Based on the figure, we can see the probability for any delay reason to happen on 5 a.m is the lowest while the chance is triple at 21 and it is also the highest probability of flight to be delayed.
## Distance and delay
A assumption is made that there is relationship between distance of the flight and its delay. To test if this hypothesis is true or not, we will check the correlation between these variable. Since the delay of flight is decided by minutes of delay, we will convert this column into dummy variable. The same for distance, we will categorize this column into 2 groups: 0 indicate short distance (<1,500 km) and medium distance (<4,800 km).

**Null hypothesis (H0):** There is no relationship between distance and delay.

**Alternative hypothesis (H1):** There is relationship between distance and delay.

In [83]:
a = non_canceled_data[["ARR_DELAY", "DISTANCE(km)"]].map_partitions(two_level_categorize, 15, 0, 2, "ARR_DELAY") \
                                                    .map_partitions(two_level_categorize, 1500, 0, 2, "DISTANCE(km)")
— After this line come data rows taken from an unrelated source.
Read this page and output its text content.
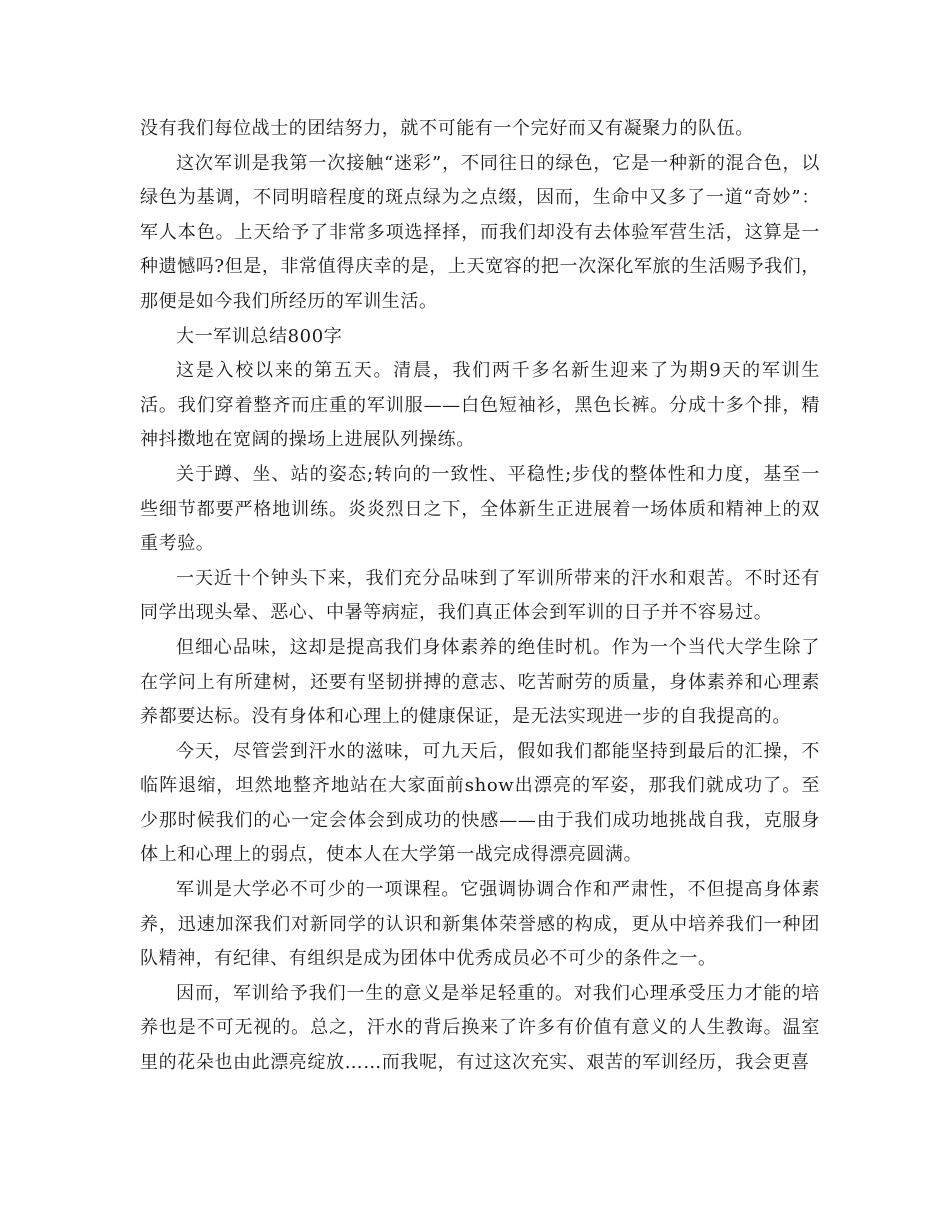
没有我们每位战士的团结努力，就不可能有一个完好而又有凝聚力的队伍。

这次军训是我第一次接触“迷彩”，不同往日的绿色，它是一种新的混合色，以绿色为基调，不同明暗程度的斑点绿为之点缀，因而，生命中又多了一道“奇妙”：军人本色。上天给予了非常多项选择择，而我们却没有去体验军营生活，这算是一种遗憾吗?但是，非常值得庆幸的是，上天宽容的把一次深化军旅的生活赐予我们，那便是如今我们所经历的军训生活。

大一军训总结800字

这是入校以来的第五天。清晨，我们两千多名新生迎来了为期9天的军训生活。我们穿着整齐而庄重的军训服——白色短袖衫，黑色长裤。分成十多个排，精神抖擞地在宽阔的操场上进展队列操练。

关于蹲、坐、站的姿态;转向的一致性、平稳性;步伐的整体性和力度，基至一些细节都要严格地训练。炎炎烈日之下，全体新生正进展着一场体质和精神上的双重考验。

一天近十个钟头下来，我们充分品味到了军训所带来的汗水和艰苦。不时还有同学出现头晕、恶心、中暑等病症，我们真正体会到军训的日子并不容易过。

但细心品味，这却是提高我们身体素养的绝佳时机。作为一个当代大学生除了在学问上有所建树，还要有坚韧拼搏的意志、吃苦耐劳的质量，身体素养和心理素养都要达标。没有身体和心理上的健康保证，是无法实现进一步的自我提高的。

今天，尽管尝到汗水的滋味，可九天后，假如我们都能坚持到最后的汇操，不临阵退缩，坦然地整齐地站在大家面前show出漂亮的军姿，那我们就成功了。至少那时候我们的心一定会体会到成功的快感——由于我们成功地挑战自我，克服身体上和心理上的弱点，使本人在大学第一战完成得漂亮圆满。

军训是大学必不可少的一项课程。它强调协调合作和严肃性，不但提高身体素养，迅速加深我们对新同学的认识和新集体荣誉感的构成，更从中培养我们一种团队精神，有纪律、有组织是成为团体中优秀成员必不可少的条件之一。

因而，军训给予我们一生的意义是举足轻重的。对我们心理承受压力才能的培养也是不可无视的。总之，汗水的背后换来了许多有价值有意义的人生教诲。温室里的花朵也由此漂亮绽放……而我呢，有过这次充实、艰苦的军训经历，我会更喜
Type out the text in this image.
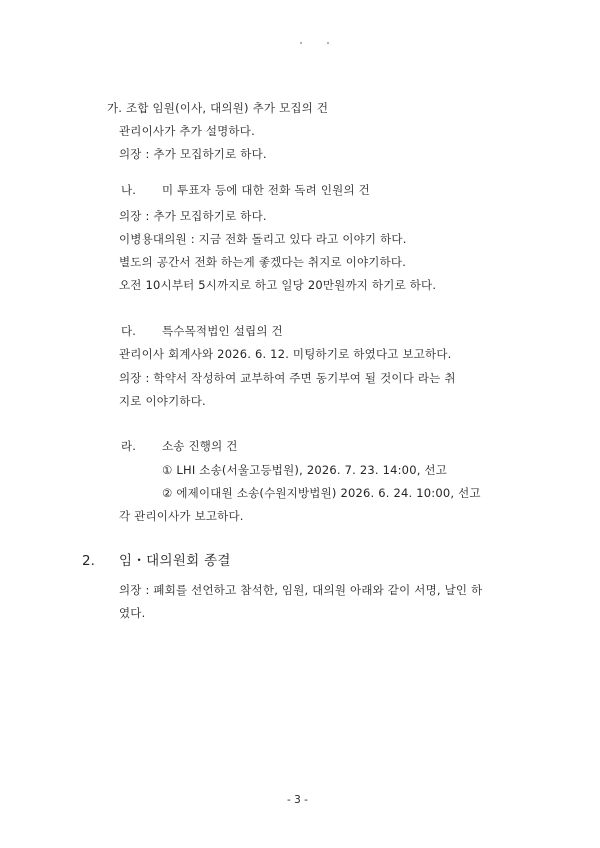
가. 조합 임원(이사, 대의원) 추가 모집의 건
관리이사가 추가 설명하다.
의장 : 추가 모집하기로 하다.
나. 미 투표자 등에 대한 전화 독려 인원의 건
의장 : 추가 모집하기로 하다.
이병용대의원 : 지금 전화 돌리고 있다 라고 이야기 하다.
별도의 공간서 전화 하는게 좋겠다는 취지로 이야기하다.
오전 10시부터 5시까지로 하고 일당 20만원까지 하기로 하다.
다. 특수목적법인 설립의 건
관리이사 회계사와 2026. 6. 12. 미팅하기로 하였다고 보고하다.
의장 : 학약서 작성하여 교부하여 주면 동기부여 될 것이다 라는 취
지로 이야기하다.
라. 소송 진행의 건
① LHI 소송(서울고등법원), 2026. 7. 23. 14:00, 선고
② 에제이대원 소송(수원지방법원) 2026. 6. 24. 10:00, 선고
각 관리이사가 보고하다.
2. 임・대의원회 종결
의장 : 폐회를 선언하고 참석한, 임원, 대의원 아래와 같이 서명, 날인 하
였다.
- 3 -
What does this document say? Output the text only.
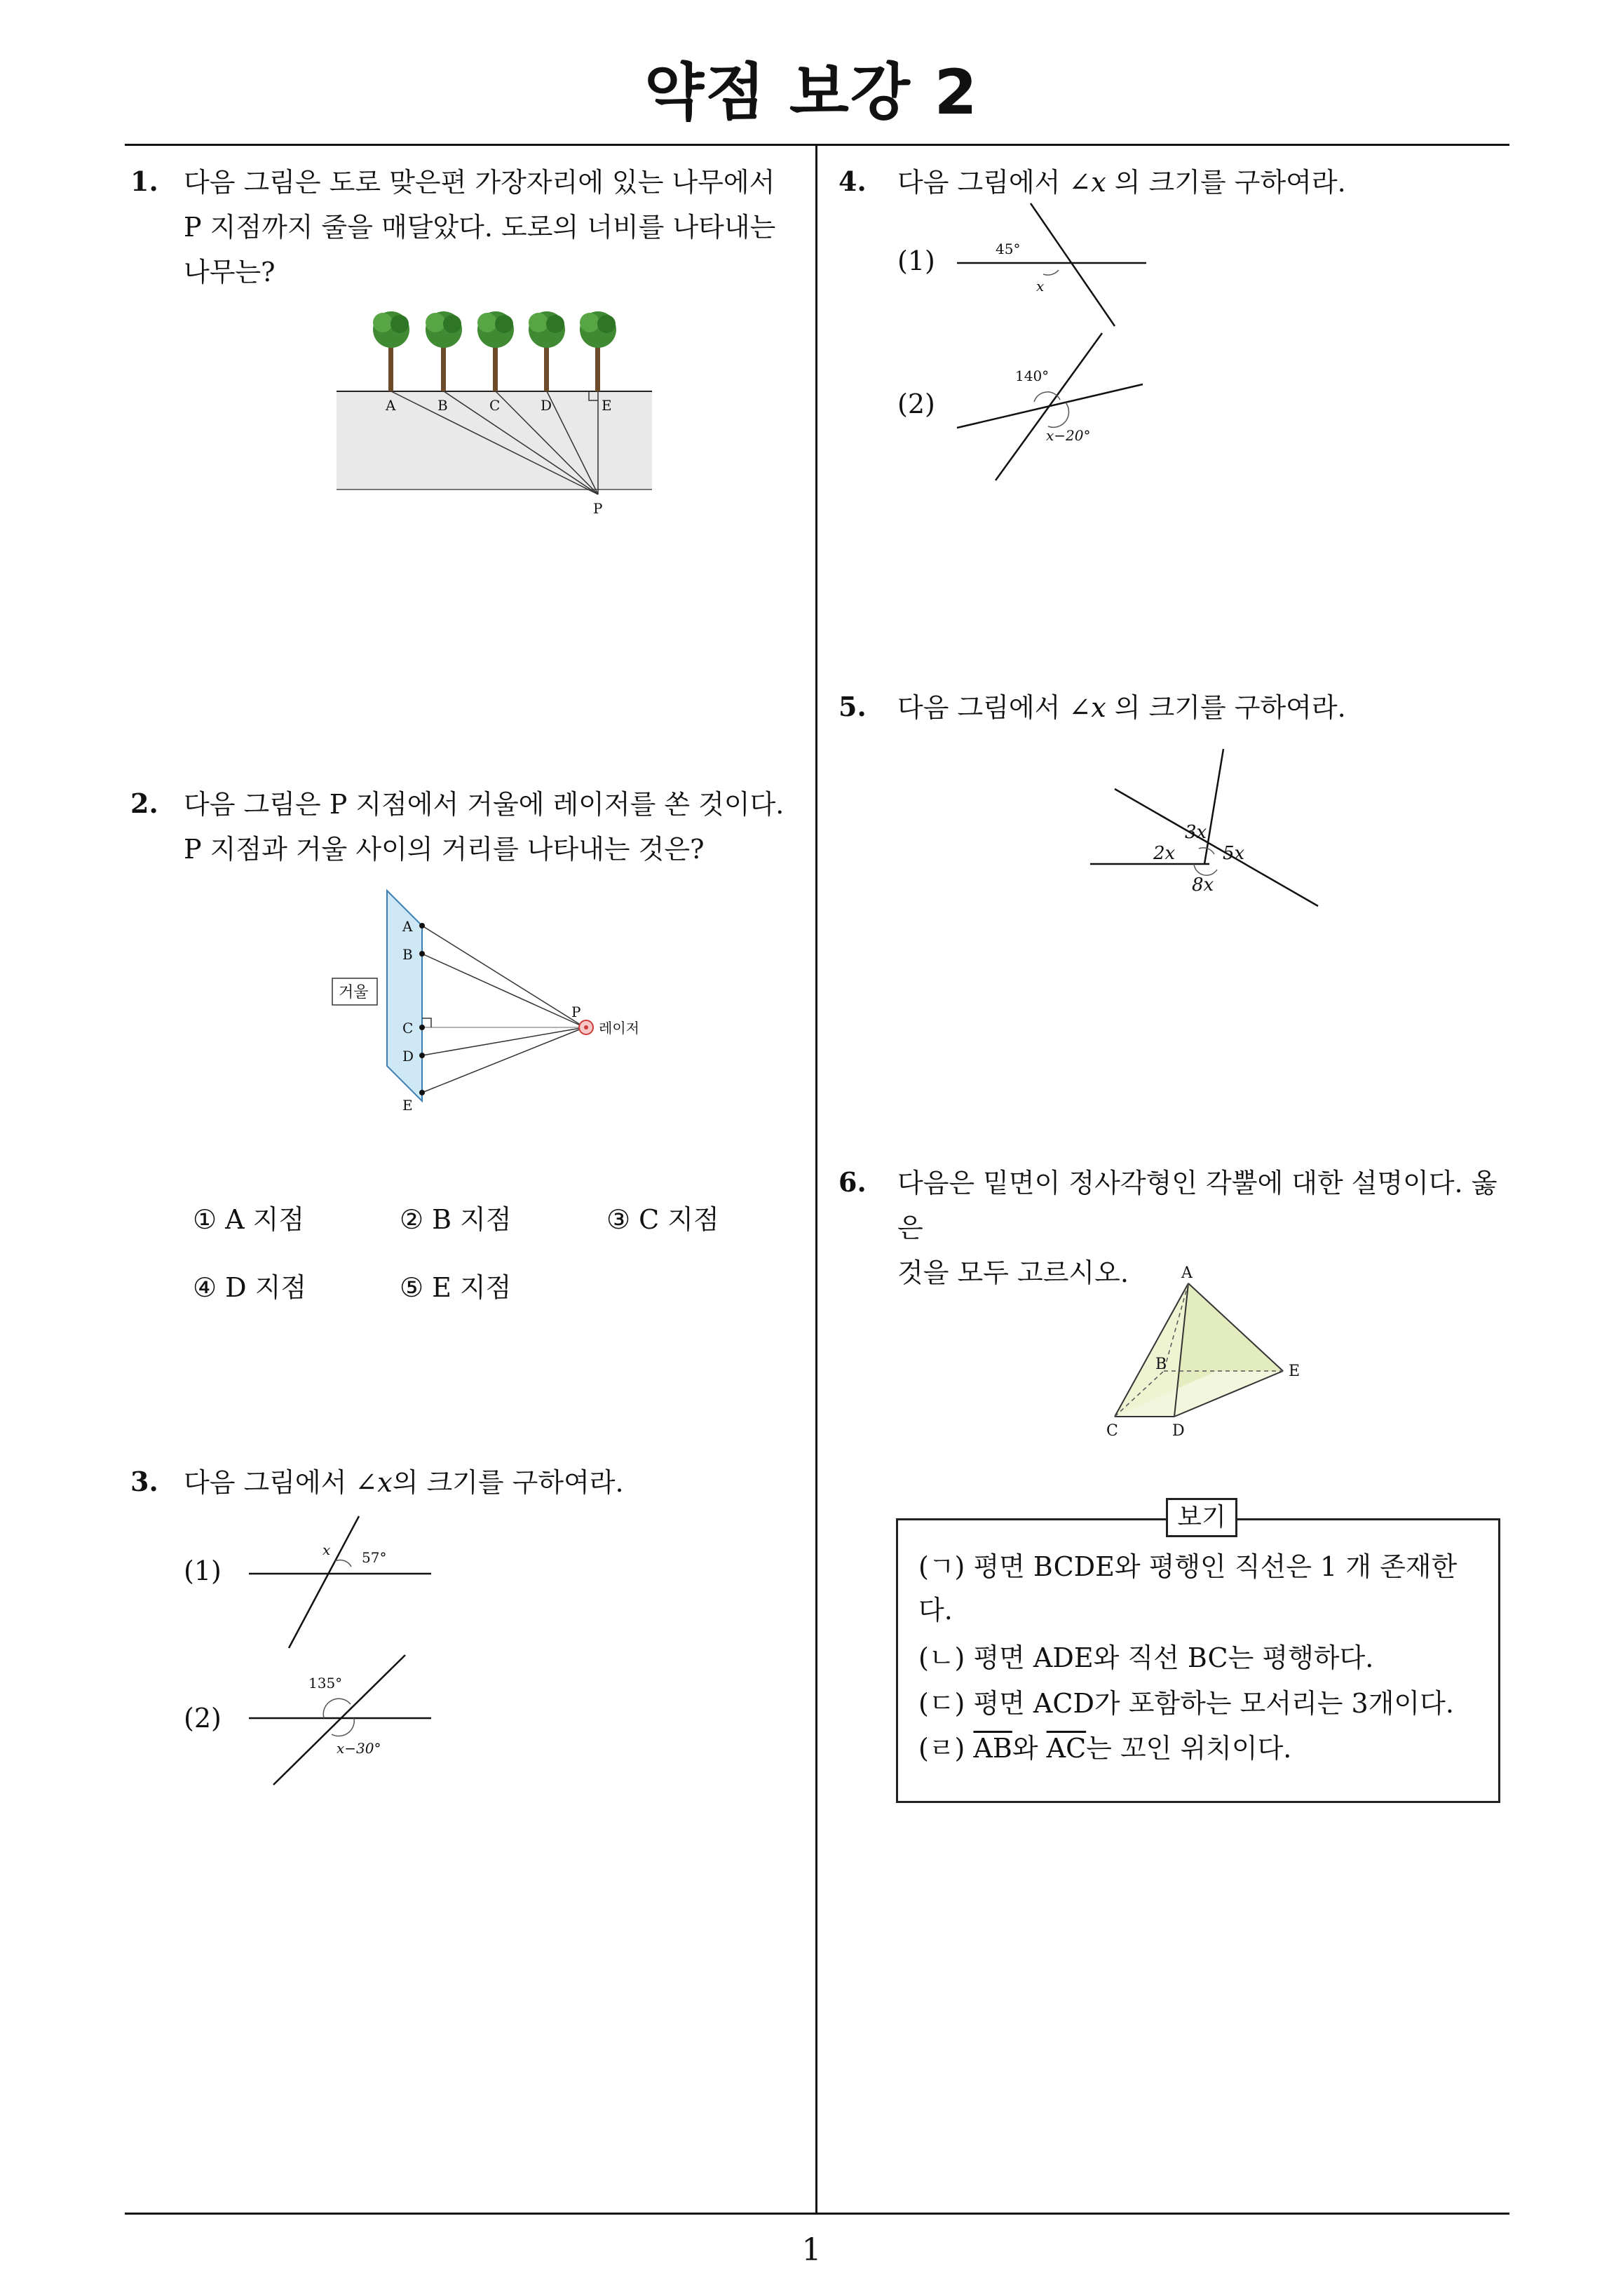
약점 보강 2
1. 다음 그림은 도로 맞은편 가장자리에 있는 나무에서
P 지점까지 줄을 매달았다. 도로의 너비를 나타내는
나무는?
A	B	C	D	E
P
2. 다음 그림은 P 지점에서 거울에 레이저를 쏜 것이다.
P 지점과 거울 사이의 거리를 나타내는 것은?
거울
A
B
C
D
E
P
레이저
① A 지점	② B 지점	③ C 지점
④ D 지점	⑤ E 지점
3. 다음 그림에서 ∠x의 크기를 구하여라.
(1)
x 57°
(2)
135°
x−30°
4. 다음 그림에서 ∠x 의 크기를 구하여라.
(1)	45°
x
(2)
140°
x−20°
5. 다음 그림에서 ∠x 의 크기를 구하여라.
3x
2x	5x
8x
6. 다음은 밑면이 정사각형인 각뿔에 대한 설명이다. 옳은
것을 모두 고르시오.	A
B
C	D
E
보기
(ㄱ) 평면 BCDE와 평행인 직선은 1 개 존재한
다.
(ㄴ) 평면 ADE와 직선 BC는 평행하다.
(ㄷ) 평면 ACD가 포함하는 모서리는 3개이다.
(ㄹ) $\overline{AB}$와 $\overline{AC}$는 꼬인 위치이다.
1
b = a.groupby("DISTANCE(km)").sum().compute()
c = a.groupby("DISTANCE(km)").count().compute()
# Create Contingency Table
d = b.rename({'ARR_DELAY': "Delayed"}, axis=1).join(c.rename({'ARR_DELAY': "Not Delayed"}))
d.rename({0:"short",1:"medium"}, inplace=True)

In [103]:
print("Contigency table")
print(d)

Contigency table
              Delayed  ARR_DELAY
DISTANCE(km)                    
short          390324    6177068
medium         171747    2378062


In [104]:
from scipy.stats import chi2_contingency

stat, p, dof, expected = chi2_contingency(d.values)

In [117]:
e = b.rename({'ARR_DELAY': "Delayed"}, axis=1).join(c.rename({'ARR_DELAY': "Not Delayed"}))
expected = pd.DataFrame(expected).rename({0:"Delayed",1:"Not Delayed"}, axis=1).rename({0:"Short",1:"Medium"}, axis=0)
print("Expected value table\n")
print(expected)

Expected value table

            Delayed  Not Delayed
Short   404876.5173   6.1625e+06
Medium  157194.4827   2.3926e+06


The expected value is the value when two variables are independent. When delay and distance are independent, we have:

$P(delay&distance)= P(delay)*P(distance)$

In [119]:
print("Chi-square value:", stat)
print("Degree of freedom:", dof)

Chi-square value: 1993.024396262895
Degree of freedom: 1


In [105]:
alpha = 0.05
print("p value is " + str(p)) 
if p <= alpha: 
    print('Dependent (reject H0)') 
else: 
    print('Independent (H0 holds true)') 

p value is 0.0
Dependent (reject H0)


Since the p-value is smaller than alpha 0.05, we reject the null hypothesis, which means that there is relationship between the distance and delay.